And Again I Say...

Ryan Casto, LPCC

Associate Director, New Creation Counseling Center

7 November 2017

 

 

Since it is November, I figured I could not go without writing an article on the topic of Thanksgiving. Unfortunately Thanksgiving has probably not gotten a fair shake lately, with the ever-expanding Christmas season. For my wife and I, Christmas begins November 1st. Thanksgiving becomes something of an auxiliary or supporting holiday to the big one in December. I'm sure none of you find this annoying at all (listen, all I ask is that you don't hurt me when I'm making you listen to Christmas music the day after Halloween). But Thanksgiving, we do love you. You are not forgotten.

 

Thanksgiving is a call to intentionally give thanks. And that intentionality is important.

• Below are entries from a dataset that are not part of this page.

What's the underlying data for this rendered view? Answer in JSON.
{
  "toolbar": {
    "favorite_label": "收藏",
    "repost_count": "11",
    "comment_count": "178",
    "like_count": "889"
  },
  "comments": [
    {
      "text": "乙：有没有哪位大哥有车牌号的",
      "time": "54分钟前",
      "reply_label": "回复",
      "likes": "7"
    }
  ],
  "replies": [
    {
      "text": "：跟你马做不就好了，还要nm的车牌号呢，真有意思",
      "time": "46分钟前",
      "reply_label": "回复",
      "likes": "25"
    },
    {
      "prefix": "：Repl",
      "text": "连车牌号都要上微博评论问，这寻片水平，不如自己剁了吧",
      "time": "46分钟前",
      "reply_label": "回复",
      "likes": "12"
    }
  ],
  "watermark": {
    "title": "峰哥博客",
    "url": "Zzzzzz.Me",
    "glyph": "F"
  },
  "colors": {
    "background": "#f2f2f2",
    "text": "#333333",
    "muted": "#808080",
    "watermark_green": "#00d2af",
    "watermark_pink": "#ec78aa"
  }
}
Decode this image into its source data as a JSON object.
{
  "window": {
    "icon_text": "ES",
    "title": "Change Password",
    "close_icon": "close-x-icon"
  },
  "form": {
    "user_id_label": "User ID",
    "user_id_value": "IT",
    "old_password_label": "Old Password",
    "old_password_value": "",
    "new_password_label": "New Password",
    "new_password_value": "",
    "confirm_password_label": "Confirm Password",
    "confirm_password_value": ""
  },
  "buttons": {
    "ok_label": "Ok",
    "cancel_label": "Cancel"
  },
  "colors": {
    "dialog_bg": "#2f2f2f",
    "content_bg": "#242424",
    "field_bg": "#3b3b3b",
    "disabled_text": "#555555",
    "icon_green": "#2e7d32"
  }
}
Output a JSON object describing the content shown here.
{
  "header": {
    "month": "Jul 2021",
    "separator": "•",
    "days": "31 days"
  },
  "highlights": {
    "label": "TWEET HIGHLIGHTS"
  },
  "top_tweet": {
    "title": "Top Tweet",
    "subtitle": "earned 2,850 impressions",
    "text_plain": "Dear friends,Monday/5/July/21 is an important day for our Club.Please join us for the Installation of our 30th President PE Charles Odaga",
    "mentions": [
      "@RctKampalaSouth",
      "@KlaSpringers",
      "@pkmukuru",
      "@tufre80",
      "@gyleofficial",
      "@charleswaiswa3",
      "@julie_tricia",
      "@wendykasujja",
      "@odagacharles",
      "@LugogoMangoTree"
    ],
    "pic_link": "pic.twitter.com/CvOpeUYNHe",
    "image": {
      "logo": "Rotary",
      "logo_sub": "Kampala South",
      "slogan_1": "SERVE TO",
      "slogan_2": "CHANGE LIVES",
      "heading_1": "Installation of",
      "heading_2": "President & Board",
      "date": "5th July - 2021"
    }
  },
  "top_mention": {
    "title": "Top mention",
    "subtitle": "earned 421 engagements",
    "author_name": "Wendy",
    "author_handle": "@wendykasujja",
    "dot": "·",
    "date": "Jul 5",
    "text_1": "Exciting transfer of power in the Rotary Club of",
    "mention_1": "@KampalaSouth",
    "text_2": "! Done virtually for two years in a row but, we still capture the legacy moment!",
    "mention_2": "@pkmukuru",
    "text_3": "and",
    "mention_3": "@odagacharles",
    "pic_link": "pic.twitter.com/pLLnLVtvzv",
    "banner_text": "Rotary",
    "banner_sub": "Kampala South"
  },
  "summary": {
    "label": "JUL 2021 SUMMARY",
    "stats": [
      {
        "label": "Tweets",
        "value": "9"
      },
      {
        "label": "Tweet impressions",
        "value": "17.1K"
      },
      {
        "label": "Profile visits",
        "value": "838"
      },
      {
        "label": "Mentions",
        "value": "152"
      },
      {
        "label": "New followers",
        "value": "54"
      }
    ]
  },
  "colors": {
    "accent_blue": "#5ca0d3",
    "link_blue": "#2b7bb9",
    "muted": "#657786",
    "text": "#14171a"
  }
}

We are good at doing what we want, when we want to do it. We are losing the art of doing what is best, even when we don't want to do it. That's a real problem because when I feel depressed, and then I act depressed (e.g. shut down, withdraw, decrease activity, decrease socializing), the way I act feeds back into how I feel. That is how depression becomes a pit that sucks you in. You feel sad, then you act sad, which makes you feel more sad, which leads to you acting more sad. The way out of that pit is learning to act differently than how you feel like acting.

 

This is what giving thanks is about. You don't feel grateful. Your life looks like there's nothing good going on. And you don't want to be grateful. You want to say (to paraphrase George Costanza) "you can stuff your gratitude in a sack, mister!". But God, awesome as ever, commands us to rejoice ALWAYS. And in case you missed it the first time, he says "and again I say, rejoice!". This is the same guy who said to his disciples "let not your heart be troubled" on the worst night of their lives! Are you serious?

 

And he's not trying to be difficult or unfair or without understanding or empathy. He actually knows all of the ways that we struggle and are tempted. No, he is not being difficult, but he knows what is best for us. He knows what the mental health experts have discovered - that how we act is inextricably linked to how we think and feel. So if you act thankful, you will start thinking thankful and feeling thankful. If you make yourself rejoice, you will start feeling joyful. And before anyone says "fake it till you make it"...it's not that. No, the fact is that we become hardened to the truth that everything good and perfect in our lives is a gift from God, down to the air we breathe. When we act thankful, even though we don't feel thankful, we're not faking anything. We are acknowledging the truth with our actions, rather than letting our feelings dictate how we act. It allows us to become more sensitive and responsive to the truth, and it breaks up that hardness of heart that we get into. And that leads to us experiencing different feelings: joy, peace, contentment, and confidence in God.

 

If you've read this far, then I would ask you to take a minute and thank God. Rejoice and give thanks to God, for being alive, for having a home, for having food, a job, a family. For breath. For not living in a war zone. Thank God for your children. If your loved ones are gone, thank God for the time you had with them. If you've read this far, then thank God that you can read. Thank God that things aren't worse than they are. Even though it may not feel like it, there is always a reason to give thanks.